Tolkien Irkçı Mıydı? Kendi Kaleminden Cevaplar

TAKİP ET

Tolkien, oğluna yazdığı mektupta hem faşizme, hem woke çılgınlığına karşı estetik ve rasyonel bir mevzinin siperlerini kazıyor.

Dünyayı, hiç değilse kültür sanat ve gösteri alemini ele geçiren Woke çılgınlığının Tolkien’in ölümsüz Legendarium’unu mahvedip, çarpıtıp saptırarak yayına koyduğu Güç Yüzükleri dizisine tepkiler devam ediyor. Yalnız Tolkien’in ruhu ve tarzına uyumsuzlukla değil, kötü oyunculuk ve çok kötü senaryo nedeniyle de eleştirilen dizi, Woke melunlarının hep yaptığı gibi, ideolojik mevzilerin arkasına saklanılarak savunuluyor. Tolkien’in ırkçı olduğu, “çoğulculuk” şartlarına uymadığı, eski kafalı, kadın düşmanı vb. olduğu zırvaları, Batı basınında kendisine yeniden yer bulmaya başladı. 

Kendi Satırlarından: J.R.R. Tolkien Irkçı mıydı?

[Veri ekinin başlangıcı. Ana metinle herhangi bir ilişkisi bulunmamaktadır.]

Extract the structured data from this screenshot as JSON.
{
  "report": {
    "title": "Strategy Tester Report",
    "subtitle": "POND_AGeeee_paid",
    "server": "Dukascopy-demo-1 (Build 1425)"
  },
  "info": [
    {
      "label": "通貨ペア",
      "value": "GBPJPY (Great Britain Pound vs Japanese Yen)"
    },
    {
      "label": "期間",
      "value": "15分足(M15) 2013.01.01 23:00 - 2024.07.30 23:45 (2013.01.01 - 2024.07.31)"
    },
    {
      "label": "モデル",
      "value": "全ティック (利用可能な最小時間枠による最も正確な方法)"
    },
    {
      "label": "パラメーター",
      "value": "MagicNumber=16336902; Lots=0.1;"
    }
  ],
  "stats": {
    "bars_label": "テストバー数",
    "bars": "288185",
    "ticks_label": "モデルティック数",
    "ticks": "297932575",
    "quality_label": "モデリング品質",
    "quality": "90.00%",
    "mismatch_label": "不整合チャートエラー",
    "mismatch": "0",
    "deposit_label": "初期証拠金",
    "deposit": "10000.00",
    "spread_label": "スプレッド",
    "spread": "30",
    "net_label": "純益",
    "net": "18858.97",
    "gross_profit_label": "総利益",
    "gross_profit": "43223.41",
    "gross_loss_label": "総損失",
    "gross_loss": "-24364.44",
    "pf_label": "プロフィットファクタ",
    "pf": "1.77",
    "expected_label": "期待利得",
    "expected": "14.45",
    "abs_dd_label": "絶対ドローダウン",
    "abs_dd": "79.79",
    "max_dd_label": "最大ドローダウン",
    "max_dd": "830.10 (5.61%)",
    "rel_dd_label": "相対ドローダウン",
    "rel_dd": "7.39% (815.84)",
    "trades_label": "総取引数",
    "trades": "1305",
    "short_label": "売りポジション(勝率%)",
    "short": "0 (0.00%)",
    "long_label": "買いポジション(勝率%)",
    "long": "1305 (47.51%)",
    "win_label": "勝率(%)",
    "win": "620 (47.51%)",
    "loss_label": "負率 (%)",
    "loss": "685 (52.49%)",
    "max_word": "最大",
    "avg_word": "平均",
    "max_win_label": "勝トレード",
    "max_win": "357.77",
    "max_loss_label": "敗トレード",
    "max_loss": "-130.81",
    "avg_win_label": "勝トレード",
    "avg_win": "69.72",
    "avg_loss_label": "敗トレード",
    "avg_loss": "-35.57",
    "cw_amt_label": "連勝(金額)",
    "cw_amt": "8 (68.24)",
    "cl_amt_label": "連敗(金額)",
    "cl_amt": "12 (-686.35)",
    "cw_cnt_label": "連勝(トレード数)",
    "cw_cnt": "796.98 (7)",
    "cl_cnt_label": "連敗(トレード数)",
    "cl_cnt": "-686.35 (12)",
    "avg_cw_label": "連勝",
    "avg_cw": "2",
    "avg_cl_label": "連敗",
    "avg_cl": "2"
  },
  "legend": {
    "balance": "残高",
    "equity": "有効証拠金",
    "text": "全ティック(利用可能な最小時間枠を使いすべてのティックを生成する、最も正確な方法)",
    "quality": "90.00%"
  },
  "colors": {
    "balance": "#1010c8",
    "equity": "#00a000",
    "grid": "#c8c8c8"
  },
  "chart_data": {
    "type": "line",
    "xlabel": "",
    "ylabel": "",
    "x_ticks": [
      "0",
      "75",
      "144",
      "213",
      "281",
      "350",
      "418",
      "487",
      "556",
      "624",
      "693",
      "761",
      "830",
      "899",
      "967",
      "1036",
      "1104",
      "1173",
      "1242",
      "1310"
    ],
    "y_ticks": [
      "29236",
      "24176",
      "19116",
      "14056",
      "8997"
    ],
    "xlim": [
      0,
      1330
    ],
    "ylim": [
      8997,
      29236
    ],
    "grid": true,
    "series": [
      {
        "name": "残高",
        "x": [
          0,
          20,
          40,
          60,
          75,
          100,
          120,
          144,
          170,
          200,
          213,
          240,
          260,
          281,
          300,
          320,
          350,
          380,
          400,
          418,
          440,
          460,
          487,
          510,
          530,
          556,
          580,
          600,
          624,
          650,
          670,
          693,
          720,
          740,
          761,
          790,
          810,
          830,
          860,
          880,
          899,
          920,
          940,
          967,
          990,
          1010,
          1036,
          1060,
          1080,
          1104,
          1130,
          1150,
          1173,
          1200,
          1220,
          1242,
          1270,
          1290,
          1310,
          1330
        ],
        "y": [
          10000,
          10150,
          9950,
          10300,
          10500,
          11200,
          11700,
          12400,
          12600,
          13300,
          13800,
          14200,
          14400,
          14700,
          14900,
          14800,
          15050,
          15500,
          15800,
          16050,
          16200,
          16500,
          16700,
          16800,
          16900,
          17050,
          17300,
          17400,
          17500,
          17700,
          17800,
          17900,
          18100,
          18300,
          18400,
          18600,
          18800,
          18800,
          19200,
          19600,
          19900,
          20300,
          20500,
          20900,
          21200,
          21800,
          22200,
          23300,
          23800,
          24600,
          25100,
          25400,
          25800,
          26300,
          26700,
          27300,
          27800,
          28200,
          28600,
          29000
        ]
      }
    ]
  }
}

TamgaTürk olarak büyük “Cermenolog” Tolkien’in faşizme, modern-endüstriyel çağ ideolojilerine ve onun yarattığı tahribata bakışını çok güzel özetleyen bir mektubunu yayımlıyoruz. Mektubu kaleme aldığında Tolkien İngiliz Donanması’na yönetmelik yazmakla meşguldü ve oğlu Michael Tolkien askere alınmış, Almanlarla savaşmaya hazırlanıyordu. Tolkien mektubunda faşist ideolojilerin folklorun, mitolojinin, hülasa kültürün güzelliklerini nasıl mahvettiğini kendine has üslubuyla anlatıyor. Yaşayıp yeni bir faşizmin çoğulculuk, eşitlik, dezavantajlının yanında olmak gibi kisvelerle insanlara nasıl dayatıldığını ve cennette tamamlamaya koyulduğu eserini nasıl yozlaştırdığını görmediği için Tolkienseverler olarak memnunuz. 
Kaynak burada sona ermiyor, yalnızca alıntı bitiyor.